Dan O'Dowd has serious credibility w.r.t. software.
He's got some profitable defence contracts, but he does oversell himself a bit. "Never Fails and Can't Be Hacked".
A buffer overflow
possibility doesn't mean something
has been hacked, and there
might be other defense mechanisms to prevent that causing a problem. I suspect it
hasn't been hacked, but personally - without knowing more details - I'd be unhappy about claiming it can't be hacked. Nonetheless, O'Dowd
does have serious credibility in the software field. Note that O'Dowd has Teslas and likes them (apart from the FSD-beta, of course). He has nothing (significant) to gain/lose by forcing Tesla to acknowledge the FSB-beta's misbehaviour.
More importantly, Tesla's FSD-beta is demonstrably defective, despite Musk's wild claims. Only a fanbois, paid shill, or similar could attempt to claim otherwise.
Personally I have serious doubts that it can be made reliable.
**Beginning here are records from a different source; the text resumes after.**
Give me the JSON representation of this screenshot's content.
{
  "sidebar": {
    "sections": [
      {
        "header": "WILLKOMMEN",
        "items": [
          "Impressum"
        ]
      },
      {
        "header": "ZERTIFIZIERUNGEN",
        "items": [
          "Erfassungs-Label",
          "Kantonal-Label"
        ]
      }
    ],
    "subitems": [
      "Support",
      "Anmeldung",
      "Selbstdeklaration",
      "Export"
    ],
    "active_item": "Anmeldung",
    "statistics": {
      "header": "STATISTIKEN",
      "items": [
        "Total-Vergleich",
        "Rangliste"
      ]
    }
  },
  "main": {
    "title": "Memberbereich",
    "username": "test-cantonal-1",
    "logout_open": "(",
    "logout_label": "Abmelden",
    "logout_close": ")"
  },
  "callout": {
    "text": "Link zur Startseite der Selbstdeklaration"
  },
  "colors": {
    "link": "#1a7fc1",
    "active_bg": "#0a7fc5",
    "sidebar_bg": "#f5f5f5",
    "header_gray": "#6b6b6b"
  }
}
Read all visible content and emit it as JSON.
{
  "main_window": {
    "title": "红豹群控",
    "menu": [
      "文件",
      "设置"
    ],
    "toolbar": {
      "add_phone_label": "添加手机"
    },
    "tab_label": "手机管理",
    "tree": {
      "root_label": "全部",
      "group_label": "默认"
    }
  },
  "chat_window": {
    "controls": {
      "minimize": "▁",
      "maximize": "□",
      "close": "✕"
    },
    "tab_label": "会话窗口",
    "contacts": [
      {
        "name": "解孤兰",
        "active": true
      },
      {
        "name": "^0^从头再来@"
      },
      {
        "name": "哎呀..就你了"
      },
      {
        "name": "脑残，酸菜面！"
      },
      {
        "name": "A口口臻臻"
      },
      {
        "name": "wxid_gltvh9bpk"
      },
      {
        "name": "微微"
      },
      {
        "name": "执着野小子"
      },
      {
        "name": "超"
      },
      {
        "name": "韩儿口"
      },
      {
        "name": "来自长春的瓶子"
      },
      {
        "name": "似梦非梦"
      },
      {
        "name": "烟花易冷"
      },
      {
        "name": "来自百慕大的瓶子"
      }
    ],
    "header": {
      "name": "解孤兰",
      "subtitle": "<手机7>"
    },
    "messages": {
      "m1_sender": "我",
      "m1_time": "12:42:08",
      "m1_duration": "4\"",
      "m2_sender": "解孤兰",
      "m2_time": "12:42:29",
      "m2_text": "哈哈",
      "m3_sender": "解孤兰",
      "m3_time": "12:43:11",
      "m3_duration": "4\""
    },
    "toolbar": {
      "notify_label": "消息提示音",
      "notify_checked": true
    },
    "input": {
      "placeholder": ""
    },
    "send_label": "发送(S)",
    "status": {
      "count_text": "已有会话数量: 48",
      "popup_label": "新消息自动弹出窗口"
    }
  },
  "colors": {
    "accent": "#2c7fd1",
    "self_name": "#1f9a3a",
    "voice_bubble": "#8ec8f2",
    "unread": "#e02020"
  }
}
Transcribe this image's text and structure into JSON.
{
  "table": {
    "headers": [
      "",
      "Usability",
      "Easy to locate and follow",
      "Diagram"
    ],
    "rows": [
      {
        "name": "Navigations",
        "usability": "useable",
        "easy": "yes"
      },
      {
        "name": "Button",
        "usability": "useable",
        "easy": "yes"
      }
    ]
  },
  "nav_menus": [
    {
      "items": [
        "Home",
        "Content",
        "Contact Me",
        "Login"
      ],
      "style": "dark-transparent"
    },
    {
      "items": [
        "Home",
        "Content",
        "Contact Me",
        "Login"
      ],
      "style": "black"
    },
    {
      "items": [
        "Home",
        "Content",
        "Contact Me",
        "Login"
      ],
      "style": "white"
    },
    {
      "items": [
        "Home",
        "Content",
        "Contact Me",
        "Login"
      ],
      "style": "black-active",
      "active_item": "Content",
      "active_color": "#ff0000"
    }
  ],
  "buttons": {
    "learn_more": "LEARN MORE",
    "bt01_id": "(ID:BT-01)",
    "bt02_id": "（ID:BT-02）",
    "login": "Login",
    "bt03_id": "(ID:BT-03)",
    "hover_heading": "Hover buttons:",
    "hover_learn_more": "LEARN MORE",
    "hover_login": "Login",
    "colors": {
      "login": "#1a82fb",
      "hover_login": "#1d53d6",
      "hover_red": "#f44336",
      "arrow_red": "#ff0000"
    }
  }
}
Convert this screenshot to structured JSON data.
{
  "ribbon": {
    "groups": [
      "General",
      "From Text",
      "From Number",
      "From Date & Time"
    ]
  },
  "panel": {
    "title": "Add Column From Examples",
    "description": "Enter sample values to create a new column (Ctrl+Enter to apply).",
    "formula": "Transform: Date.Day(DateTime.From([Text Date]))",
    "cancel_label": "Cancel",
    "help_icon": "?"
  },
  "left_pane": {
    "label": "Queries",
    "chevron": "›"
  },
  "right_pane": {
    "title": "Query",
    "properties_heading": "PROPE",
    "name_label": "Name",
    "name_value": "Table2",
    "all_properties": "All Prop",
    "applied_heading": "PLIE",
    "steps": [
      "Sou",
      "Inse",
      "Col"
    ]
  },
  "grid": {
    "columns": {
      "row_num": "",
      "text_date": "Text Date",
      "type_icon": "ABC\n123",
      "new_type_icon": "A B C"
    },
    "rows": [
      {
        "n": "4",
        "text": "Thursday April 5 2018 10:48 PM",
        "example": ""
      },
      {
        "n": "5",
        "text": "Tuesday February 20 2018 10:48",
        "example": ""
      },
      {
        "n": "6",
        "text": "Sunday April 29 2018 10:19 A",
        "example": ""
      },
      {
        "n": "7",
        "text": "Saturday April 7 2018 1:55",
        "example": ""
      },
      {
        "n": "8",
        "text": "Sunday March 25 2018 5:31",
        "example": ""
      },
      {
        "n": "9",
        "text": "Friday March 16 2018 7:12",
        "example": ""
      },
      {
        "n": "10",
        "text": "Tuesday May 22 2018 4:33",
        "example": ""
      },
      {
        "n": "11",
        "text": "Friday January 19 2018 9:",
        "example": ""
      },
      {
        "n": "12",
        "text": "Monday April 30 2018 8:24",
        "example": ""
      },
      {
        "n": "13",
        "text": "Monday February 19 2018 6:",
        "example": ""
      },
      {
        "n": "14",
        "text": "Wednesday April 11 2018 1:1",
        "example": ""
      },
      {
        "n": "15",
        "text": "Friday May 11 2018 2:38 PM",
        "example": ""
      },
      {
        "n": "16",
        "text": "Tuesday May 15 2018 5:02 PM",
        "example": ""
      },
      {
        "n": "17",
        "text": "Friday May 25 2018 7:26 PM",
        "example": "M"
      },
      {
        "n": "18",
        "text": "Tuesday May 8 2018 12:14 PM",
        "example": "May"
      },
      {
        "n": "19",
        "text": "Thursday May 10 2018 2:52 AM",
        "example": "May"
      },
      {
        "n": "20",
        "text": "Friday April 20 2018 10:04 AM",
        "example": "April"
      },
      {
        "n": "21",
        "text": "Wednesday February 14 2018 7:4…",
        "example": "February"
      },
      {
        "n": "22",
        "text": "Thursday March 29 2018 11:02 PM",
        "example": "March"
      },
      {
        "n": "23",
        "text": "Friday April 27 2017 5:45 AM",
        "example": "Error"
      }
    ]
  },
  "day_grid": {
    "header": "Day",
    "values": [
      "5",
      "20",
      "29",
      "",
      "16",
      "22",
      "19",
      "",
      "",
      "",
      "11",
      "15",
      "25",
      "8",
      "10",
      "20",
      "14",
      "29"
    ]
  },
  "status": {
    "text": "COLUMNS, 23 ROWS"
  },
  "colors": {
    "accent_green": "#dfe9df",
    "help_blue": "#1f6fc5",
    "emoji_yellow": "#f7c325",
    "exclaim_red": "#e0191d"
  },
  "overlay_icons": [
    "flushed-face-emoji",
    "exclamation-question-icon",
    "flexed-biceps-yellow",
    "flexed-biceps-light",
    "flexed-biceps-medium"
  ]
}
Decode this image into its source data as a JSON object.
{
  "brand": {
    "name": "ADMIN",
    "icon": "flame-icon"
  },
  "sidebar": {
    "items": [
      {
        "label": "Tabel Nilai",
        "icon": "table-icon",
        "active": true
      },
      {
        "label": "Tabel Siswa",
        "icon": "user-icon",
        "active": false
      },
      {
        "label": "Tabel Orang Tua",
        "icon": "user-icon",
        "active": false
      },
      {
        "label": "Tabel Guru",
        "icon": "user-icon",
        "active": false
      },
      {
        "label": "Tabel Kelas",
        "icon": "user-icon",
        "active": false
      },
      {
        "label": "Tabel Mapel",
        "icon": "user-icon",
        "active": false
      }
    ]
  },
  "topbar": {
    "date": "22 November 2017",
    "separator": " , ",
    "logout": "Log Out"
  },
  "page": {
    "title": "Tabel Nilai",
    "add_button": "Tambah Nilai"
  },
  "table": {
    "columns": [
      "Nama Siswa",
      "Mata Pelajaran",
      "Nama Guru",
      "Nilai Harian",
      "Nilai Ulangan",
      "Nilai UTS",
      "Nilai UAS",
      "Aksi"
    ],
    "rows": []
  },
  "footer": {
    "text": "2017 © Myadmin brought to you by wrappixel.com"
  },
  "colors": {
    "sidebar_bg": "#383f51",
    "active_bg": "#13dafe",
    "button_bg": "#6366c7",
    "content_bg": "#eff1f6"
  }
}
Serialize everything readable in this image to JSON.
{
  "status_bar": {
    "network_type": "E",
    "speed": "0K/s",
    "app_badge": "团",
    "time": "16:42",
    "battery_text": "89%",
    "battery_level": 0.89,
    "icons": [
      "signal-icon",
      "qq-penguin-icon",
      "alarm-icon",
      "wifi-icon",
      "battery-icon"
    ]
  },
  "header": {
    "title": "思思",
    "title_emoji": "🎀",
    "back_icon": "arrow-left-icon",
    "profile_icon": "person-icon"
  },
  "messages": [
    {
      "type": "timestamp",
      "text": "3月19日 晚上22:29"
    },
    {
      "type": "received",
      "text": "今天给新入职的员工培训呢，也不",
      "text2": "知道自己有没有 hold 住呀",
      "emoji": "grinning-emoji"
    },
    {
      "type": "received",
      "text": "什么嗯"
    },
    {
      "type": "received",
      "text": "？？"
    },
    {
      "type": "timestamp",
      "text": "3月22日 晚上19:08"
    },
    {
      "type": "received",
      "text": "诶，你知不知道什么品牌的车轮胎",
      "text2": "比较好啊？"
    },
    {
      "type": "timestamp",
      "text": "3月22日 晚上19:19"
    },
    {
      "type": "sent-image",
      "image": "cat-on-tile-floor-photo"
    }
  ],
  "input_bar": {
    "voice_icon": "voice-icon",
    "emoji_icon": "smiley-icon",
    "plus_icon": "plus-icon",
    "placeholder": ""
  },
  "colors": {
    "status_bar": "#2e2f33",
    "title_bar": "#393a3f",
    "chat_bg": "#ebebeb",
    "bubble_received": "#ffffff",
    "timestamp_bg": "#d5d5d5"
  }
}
The problems appear to stem from the NN/ML system classifying some groups of pixels as "immovable background that can be ignored". If that filter is made too loose then too many background objects will have to be actively avoided (e.g. braking for non-existent crossroads). If that filter is made too tight then relevant objects will be ignored (there are many examples of that happening, from children to parked lorries, school busses, emergency vehicles stopped at the roadside).
AIUI, other manufacturers don't rely solely on cameras, but have other sensors (e.g. LIDAR) that have complementary advantages and disadvantages. Sensor fusion is, in general, a good technique.